Tonight isn’t about fun. It’s about fury. And I’m all in.

The club is humid, sweat and lights and too many bodies crushed together. But I thrive in chaos. I throw myself into the crowd with Rae hot on my heels, dancing like it’s my job, burning off questions I’m not ready to ask.

About Rae.

Or the man I can feel watching me, making it harder not to think about him.

He’s here.

I feel him before I see him. A thread of heat pulls tight along the back of my neck, drawing my attention to the upper level. And sure enough, there he is. Standing like he carved himself from the dark. Eyes locked on me.

Anonymous .

He hasn’t given me his real name. He showed up about a month ago and inserted himself into my life. No idea what he does, only that he appears when least expected. Always when needed.

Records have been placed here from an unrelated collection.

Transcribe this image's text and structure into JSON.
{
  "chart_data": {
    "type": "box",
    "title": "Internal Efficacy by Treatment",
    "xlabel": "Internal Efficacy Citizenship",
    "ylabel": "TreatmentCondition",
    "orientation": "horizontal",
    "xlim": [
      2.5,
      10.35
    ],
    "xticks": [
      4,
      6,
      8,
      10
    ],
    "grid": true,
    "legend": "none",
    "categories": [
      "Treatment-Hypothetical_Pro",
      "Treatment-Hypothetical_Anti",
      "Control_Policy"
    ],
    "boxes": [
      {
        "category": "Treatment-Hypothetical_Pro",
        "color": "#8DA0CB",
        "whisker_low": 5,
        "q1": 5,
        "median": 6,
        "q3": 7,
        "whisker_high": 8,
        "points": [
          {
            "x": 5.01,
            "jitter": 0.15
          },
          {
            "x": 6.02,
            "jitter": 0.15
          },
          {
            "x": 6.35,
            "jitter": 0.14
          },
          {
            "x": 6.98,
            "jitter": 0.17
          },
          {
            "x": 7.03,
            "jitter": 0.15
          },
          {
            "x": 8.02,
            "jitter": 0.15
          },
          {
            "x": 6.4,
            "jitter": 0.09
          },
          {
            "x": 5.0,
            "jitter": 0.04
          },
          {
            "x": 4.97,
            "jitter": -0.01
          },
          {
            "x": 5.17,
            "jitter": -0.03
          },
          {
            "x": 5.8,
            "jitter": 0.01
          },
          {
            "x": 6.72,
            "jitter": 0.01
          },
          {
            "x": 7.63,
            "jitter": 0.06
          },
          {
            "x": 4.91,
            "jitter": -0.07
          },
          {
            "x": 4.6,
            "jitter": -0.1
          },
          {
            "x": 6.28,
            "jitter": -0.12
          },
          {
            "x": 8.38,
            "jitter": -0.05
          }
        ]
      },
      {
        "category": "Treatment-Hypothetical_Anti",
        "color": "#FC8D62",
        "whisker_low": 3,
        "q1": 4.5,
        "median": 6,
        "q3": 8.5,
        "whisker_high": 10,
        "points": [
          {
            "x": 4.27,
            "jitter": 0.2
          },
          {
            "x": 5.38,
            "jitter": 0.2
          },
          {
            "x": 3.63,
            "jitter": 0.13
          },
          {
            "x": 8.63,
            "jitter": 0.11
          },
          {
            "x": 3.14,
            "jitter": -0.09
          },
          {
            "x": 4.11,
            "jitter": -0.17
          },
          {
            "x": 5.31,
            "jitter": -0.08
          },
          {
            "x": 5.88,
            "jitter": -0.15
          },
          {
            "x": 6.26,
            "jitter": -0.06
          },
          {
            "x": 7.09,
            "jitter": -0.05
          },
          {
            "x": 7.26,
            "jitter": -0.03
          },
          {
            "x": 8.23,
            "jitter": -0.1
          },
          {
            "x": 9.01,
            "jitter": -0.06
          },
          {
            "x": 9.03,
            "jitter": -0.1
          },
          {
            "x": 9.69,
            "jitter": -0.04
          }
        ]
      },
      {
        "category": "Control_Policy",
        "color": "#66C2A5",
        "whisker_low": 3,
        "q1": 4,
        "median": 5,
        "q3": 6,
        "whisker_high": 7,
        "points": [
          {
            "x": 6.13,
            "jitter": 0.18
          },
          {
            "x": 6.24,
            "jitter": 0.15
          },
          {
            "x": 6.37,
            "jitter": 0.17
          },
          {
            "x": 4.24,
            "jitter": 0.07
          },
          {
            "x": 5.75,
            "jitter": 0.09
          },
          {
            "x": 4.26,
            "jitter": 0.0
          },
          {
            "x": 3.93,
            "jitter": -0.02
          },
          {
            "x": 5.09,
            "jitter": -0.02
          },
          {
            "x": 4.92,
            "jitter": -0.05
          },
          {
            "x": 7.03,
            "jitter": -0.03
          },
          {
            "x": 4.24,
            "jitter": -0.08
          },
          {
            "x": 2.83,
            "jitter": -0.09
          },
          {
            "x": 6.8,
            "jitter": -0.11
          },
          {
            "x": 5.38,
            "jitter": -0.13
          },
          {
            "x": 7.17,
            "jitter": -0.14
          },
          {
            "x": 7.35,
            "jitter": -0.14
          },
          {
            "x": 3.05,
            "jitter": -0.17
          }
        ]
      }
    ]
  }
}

Supplies for Rae. A ride for the guy I stitched up behind my building. I could have lost my license for that. But I couldn’t look at someone bleeding out and not help, even if he had made all the wrong choices.

And him? The way he looks at me, like I am a mystery he intends to solve, it short-circuits every defense I have. He always knows what I need before I even say it.

I try not to think too hard about how. Or why.

He just shows up. And for now, maybe that’s enough.

He doesn’t hide. Doesn’t flinch when I finally meet his gaze. Only watches. Unreadable. Almost respectful. Almost.

I break eye contact first. Because if I don’t, I’ll go to him.

And I can’t. Not yet.

Not until I know if he’s here to guard or devour.

Rae leans in, her breath hot in my ear. “Friend of yours?”

I don’t answer. Not because I don’t want to. Because I’m not sure.

But I can feel it in my chest.

Whatever this is, it’s just getting started.